Da MANCASPAZIO il ritorno di Giampaolo Todde: una mostra riattiva l’opera di un artista dimenticato

Dal 20 giugno MANCASPAZIO di Nuoro accoglie “Un’altra volta ancora”, mostra dedicata a Giampaolo Todde (1931–1996), a cura di Annamaria Cabras, Antonello Cuccu e Chiara Manca. Alle 18:30 del vernissage, lo spazio espositivo si trasforma in un laboratorio critico, dove l’arte di Todde ritorna protagonista dopo decenni di assenza dal discorso artistico mainstream. Non si tratta di un omaggio nostalgico, ma di un atto di riattualizzazione consapevole che interroga i criteri di visibilità e selezione nella memoria collettiva.

L’allestimento evita la retrospettiva convenzionale per optare per un percorso tematico. Opere su tela, lavori su carta, installazioni scultoree e interventi su materiali poveri dialogano tra loro secondo una lettura non cronologica. La fluidità tra tecniche e linguaggi rispecchia l’attitudine plurale dell’artista, che riflette sul confine tra figurazione e astrazione. Il visitatore è invitato a percorrere spazi dove la luce calda e la tensione materica delle opere amplificano il tono interrogativo piuttosto che celebrativo.

Todde operava su un doppio registro: radicamento nel contesto isolano e apertura verso le pratiche europee più avanzate. Tra gli anni Sessanta e Ottanta, elaborava forme e stilemi che collimavano con la sperimentazione visiva internazionale, pur mantenendo una connessione intima con la Sardegna. La mostra ricostruisce questa tensione e propone la sua opera non come testimonianza fine a sé stessa, ma come stimolo attuale a riflettere sulle genealogie artistiche e culturali. In un decennio in cui l’arte isolana sembrava orientata verso una dimensione identitaria rassicurante, Todde rompeva lo schema e spingeva verso un discorso aperto e pluralista.

L’assenza prolungata nel discorso ufficiale è interpretata come “momento dialettico”: non un oblio irreversibile, ma una condizione da decostruire. “Un’altra volta ancora” vuole restituire a Todde non un titolo postumo, ma un ruolo attivo nel presente. Il catalogo presentato in apertura rilancia questa impostazione: contributi di Cuccu e Chiara Manca, fotografie di Nelly Dietzel e grafica di Sara Manca compongono un dossier che accompagna e supporta la visione curatoriale, senza sostituirla.

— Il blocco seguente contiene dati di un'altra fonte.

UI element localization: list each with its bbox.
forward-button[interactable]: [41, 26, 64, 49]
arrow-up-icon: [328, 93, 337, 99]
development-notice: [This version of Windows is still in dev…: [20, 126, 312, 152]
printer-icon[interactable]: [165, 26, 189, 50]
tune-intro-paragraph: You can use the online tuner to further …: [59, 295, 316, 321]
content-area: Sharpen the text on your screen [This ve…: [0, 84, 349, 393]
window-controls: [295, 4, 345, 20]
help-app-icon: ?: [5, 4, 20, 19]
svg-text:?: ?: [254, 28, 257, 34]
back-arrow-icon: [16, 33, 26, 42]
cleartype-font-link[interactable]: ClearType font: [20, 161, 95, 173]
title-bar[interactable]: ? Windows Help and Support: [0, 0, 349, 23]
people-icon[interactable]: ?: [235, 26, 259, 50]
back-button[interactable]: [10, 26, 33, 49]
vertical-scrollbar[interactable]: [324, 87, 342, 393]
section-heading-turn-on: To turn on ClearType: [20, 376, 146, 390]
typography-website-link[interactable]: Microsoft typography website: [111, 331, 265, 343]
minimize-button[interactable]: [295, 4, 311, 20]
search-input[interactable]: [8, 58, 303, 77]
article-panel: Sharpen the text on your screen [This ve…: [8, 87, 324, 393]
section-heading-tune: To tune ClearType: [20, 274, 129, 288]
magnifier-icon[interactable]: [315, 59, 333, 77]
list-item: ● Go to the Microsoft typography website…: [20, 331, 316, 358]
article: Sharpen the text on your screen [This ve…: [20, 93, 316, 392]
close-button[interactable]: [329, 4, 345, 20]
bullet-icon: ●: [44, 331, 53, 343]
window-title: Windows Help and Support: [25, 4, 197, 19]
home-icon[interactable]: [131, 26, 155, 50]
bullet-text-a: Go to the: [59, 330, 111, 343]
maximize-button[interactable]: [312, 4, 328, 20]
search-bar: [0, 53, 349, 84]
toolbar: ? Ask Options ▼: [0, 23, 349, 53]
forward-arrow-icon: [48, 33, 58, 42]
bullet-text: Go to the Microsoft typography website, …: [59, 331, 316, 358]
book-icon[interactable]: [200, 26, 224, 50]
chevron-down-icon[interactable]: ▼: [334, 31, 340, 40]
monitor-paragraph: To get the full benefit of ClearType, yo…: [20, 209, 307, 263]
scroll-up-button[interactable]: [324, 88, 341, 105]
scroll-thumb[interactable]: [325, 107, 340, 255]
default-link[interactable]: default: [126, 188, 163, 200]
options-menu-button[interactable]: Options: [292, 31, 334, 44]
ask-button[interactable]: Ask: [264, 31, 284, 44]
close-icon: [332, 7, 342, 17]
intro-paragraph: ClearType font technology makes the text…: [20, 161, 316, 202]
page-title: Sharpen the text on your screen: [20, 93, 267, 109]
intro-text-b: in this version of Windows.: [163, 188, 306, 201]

Per il pubblico la mostra offre un’esperienza consapevole: l’arte non è qui relato valutato, ma interrogato. Le opere sollevano questioni su temi sempre attuali: identità e appartenenza, confine tra località e internazionalità, tensione tra visibilità e occultamento. Il visitatore è chiamato a ri-abitare queste domande, non solo a fruirle come contenuti estetici.

La pratica curatoriale di MANCASPAZIO dimostra un approccio coraggioso: recuperare un’opera non per nostalgie, ma per operare una restituzione critica. Lo spazio stesso, con orari serali e un’atmosfera raccolta, sostiene un’esperienza immersiva e dialogica, lontana dalla liturgia museale formale.

L’operazione mostra come “recuperare” un artista non significhi solo esporlo, ma re-incontrarlo in un convito di riflessione. La rimozione di Todde diventa occasione per esplorare la costruzione della memoria culturale come attività collettiva. L’artista emerge così non come una figura del passato, ma come figura capace di dialogare con il presente.

“Un’altra volta ancora” è un atto di responsabilità: riscrive gerarchie culturali spesso date per scontate, interrogando le dinamiche che hanno reso invisibile un artista ecclettico e critico. Todde ritorna, non come eco nostalgico, ma come voce potente, capace di sconvolgere categorie e ridare linfa a una memoria viva, collettiva e pluralista.

1 commento

  1. La lettura di questo intervento dimostra la necessità di operazioni critiche di questo tipo e spessore. Questa è – sarebbe – la missione delle gallerie pubbliche: riportare a galla il sommerso. Che lo faccia uno spazio privato, risarcisce il mondo dell’arte della miopia e monotonia del mercato.